Bidirectional encoding of integer identifiers into RFC 9562 Version 8 UUIDs.
This repository contains the algorithm specification, canonical test vectors, and implementation guidance for IntToUuid — an encoding scheme that converts a non-negative 64-bit integer and an optional 32-bit namespace into a valid, deterministic, reversible UUID.
IntToUuid encodes auto-incrementing database IDs as non-sequential UUIDs for use in public-facing contexts (APIs, URLs, external references) where exposing raw integer identifiers would be undesirable. The encoding is performed at runtime and is fully reversible — the UUID does not need to be stored or indexed alongside the original integer.
The algorithm uses XXH3 (64-bit) as its hash primitive, XOR-based obfuscation for the id and namespace values, and a deterministic seed that doubles as a checksum for decode-time validation. The output is a standard RFC 9562 Version 8 UUID, recognized by any compliant UUID parser.
- Deterministic: The same (id, namespace) pair always produces the same UUID.
- Reversible: Any UUID produced by the algorithm decodes to the original values.
- Non-sequential: Consecutive IDs produce visually unrelated UUIDs.
- Self-validating: Decoding detects UUIDs not produced by this algorithm.
The integer values are encoded, not encrypted. A party with knowledge of this specification can recover the original values. This scheme mitigates casual user-enumeration attacks but does not provide cryptographic security.
The full algorithm specification is in SPECIFICATION.md.
It covers input constraints, the encoding and decoding algorithms, UUID field
layout, seed computation, validation, error conditions, and security
considerations.
The test-vectors.json file contains 36 canonical test
vectors generated by the
PHP reference implementation.
Conforming implementations MUST reproduce these vectors exactly.
The vectors cover zero values, small identifiers, namespace variations, 32-bit boundary values, large identifiers, and maximum value combinations. See Appendix A of the specification for the full annotated listing.
The following recommendations are intended for authors of new implementations in any language.
Rather than passing raw integer scalars into encode/decode functions, wrap the id and namespace in a dedicated value object (or struct, record, data class, etc.) that enforces the input constraints at construction time:
idMUST be a non-negative integer, maximum 9,223,372,036,854,775,807 (2⁶³ − 1).namespaceMUST be a non-negative integer, maximum 4,294,967,295 (2³² − 1).namespacedefaults to 0 when not specified.

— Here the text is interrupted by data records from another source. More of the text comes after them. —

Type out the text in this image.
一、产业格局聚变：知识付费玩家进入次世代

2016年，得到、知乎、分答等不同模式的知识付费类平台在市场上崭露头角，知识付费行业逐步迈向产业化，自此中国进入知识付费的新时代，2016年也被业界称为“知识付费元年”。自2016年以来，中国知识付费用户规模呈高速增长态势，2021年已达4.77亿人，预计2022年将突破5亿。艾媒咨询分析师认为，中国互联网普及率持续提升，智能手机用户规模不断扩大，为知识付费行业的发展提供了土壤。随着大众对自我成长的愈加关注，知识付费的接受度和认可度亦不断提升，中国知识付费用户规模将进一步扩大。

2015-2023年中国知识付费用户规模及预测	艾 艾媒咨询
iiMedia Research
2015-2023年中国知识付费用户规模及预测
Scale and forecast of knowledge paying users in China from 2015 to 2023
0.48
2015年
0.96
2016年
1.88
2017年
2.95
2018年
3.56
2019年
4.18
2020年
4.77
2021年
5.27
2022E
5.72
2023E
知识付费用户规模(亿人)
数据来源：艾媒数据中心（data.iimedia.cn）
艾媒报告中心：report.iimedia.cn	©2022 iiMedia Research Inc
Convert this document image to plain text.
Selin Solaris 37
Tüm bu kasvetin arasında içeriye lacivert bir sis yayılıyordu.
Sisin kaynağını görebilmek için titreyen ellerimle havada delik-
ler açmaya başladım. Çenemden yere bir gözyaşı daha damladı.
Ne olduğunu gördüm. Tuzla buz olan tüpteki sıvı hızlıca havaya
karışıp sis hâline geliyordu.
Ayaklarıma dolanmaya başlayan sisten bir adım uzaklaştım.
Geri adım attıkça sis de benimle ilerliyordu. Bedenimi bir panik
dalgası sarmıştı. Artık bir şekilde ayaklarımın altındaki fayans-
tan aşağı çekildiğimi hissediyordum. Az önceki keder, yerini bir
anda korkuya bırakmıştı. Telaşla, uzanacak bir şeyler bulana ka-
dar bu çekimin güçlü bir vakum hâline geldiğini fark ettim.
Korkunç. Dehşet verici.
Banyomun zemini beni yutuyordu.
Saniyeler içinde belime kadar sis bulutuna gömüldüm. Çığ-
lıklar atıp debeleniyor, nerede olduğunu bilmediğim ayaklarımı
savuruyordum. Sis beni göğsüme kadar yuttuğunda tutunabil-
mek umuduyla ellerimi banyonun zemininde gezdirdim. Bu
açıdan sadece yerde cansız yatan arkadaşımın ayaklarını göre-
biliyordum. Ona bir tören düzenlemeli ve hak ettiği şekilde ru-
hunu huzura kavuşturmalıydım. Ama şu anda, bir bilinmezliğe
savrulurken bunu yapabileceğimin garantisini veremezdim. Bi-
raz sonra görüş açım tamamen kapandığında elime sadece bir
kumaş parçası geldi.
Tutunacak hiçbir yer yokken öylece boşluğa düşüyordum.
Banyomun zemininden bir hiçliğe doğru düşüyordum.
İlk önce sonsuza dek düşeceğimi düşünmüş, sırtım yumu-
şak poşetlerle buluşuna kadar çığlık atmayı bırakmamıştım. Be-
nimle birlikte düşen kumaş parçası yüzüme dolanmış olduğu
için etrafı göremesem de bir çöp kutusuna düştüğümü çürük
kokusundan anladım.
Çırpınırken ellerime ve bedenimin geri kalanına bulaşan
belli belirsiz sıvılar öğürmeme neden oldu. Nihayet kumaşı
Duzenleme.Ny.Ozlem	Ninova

This ensures invalid values are rejected early with a clear error, regardless of
whether the caller intends to encode immediately or pass the value around first.
It also simplifies the return value when decoding a UUID object (or string) into
id and namespace integers.
The PHP reference implementation uses an IntegerId class for this purpose.
The single most common source of cross-language incompatibility is the byte order of the XXH3 digest. The 64-bit hash integer MUST be serialized as big-endian bytes before use in XOR operations. Verify your implementation against the reference value before running the full test vector suite:
XXH3_64bits("hello, world") = 0x302cd5fba73d006c
As 8 big-endian bytes: 30 2c d5 fb a7 3d 00 6c
When encoding the namespace, the hash output is 8 bytes but the namespace is only 4 bytes. The XOR MUST use only the first 4 bytes of the hash. Some languages (like PHP) handle this implicitly; most require explicit slicing.
All integer-to-bytes conversions use unsigned big-endian (network byte order) encoding. This applies to both the id (64-bit) and namespace (32-bit), as well as the seed and intermediate hash extractions.
The decode function should return the same value object type used for encoding
input, establishing a symmetry where decode(encode(integerId)) returns an
equivalent value object.
| Language | Package | Status |
|---|---|---|
| PHP | wickedbyte/int-to-uuid | Reference Implementation |
If you have written a conforming implementation and would like it listed here,
please open a pull request adding it to the table above. Implementations should
pass all test vectors in test-vectors.json and note any
deviations from the specification (e.g., extended id range for unsigned 64-bit
languages).
Contributions to the specification and test vectors are welcome. Please open an issue for discussion before submitting changes to the algorithm itself, as any modification requires updating all existing implementations.